History Tasmania is ideally situated to make malt whisky, and yet 150 years after the last licenced Tasmanian distillery closed its doors, it took a whisky lover to realise the environment was perfect. Bill Lark realised that everything you need for a world-class whisky was in Tasmania – rich fields of barley, an abundance of wonderfully pure soft water, highland peat bogs, and the perfect climate to bring all the ingredients together in a marriage of science, art and passion.
The vision of producing Tasmanian malt whisky was born on a trout fishing trip in the highlands of Tasmania. Bill’s father-in-law Max produced a wonderful bottle of single malt, and as they enjoyed a drink in the park at Bothwell, surrounded by Georgian buildings, barley fields and the gentle flowing of the Clyde River, Bill remarked to Max, “I wonder why there isn’t anyone making malt whisky in Tasmania”.

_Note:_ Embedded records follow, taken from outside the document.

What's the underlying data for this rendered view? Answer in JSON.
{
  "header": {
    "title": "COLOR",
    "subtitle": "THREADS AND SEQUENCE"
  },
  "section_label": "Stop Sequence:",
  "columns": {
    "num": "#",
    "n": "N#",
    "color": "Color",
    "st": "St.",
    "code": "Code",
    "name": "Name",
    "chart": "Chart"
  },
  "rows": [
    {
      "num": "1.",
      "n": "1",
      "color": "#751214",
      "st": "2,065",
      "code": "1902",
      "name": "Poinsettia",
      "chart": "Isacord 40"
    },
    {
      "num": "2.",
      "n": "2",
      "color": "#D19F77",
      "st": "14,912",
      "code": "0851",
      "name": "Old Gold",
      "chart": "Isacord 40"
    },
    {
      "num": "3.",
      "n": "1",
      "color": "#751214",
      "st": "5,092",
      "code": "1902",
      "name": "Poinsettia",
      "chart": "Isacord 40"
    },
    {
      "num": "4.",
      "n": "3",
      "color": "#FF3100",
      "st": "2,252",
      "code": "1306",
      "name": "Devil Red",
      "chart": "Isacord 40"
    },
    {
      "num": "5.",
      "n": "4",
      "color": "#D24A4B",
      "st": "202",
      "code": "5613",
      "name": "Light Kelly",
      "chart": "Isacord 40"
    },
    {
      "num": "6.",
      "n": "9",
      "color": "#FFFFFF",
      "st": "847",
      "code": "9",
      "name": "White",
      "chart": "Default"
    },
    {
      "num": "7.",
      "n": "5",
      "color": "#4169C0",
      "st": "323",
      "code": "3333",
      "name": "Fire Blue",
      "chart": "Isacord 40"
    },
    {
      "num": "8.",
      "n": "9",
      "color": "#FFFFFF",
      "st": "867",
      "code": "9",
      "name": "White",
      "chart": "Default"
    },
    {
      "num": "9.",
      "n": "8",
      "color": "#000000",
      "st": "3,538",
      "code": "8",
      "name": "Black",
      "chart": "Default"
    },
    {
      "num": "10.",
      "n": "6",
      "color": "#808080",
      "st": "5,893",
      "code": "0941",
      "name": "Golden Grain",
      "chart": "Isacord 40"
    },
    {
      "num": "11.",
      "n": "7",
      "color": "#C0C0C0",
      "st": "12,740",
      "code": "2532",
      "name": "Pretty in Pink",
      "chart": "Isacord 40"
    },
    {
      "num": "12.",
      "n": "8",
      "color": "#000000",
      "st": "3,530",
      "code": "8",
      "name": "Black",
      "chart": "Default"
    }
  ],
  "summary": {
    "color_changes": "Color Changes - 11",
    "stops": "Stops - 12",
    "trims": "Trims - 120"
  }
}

Lark Distillery began as a family affair. Bill’s wife Lyn, and daughter Kristy, have played an integral part in growing the business. When Kristy joined the team as head distiller, she was one of the world’s youngest female distillers. Women are known for their ability to distinguish flavours and this superior talent in both Lyn and Kristy has given Lark products a notable edge.
Today the Lark Distillery is one of Australia’s leading distilleries, producing high quality, premium spirits using traditional time honoured methods. The Distillery runs an 1800 litre copper pot still along with a 500 litre spirit still. The range of distilled products includes the flagship Lark Single Malt Whisky and Forty Spotted Rare Tasmanian Gin.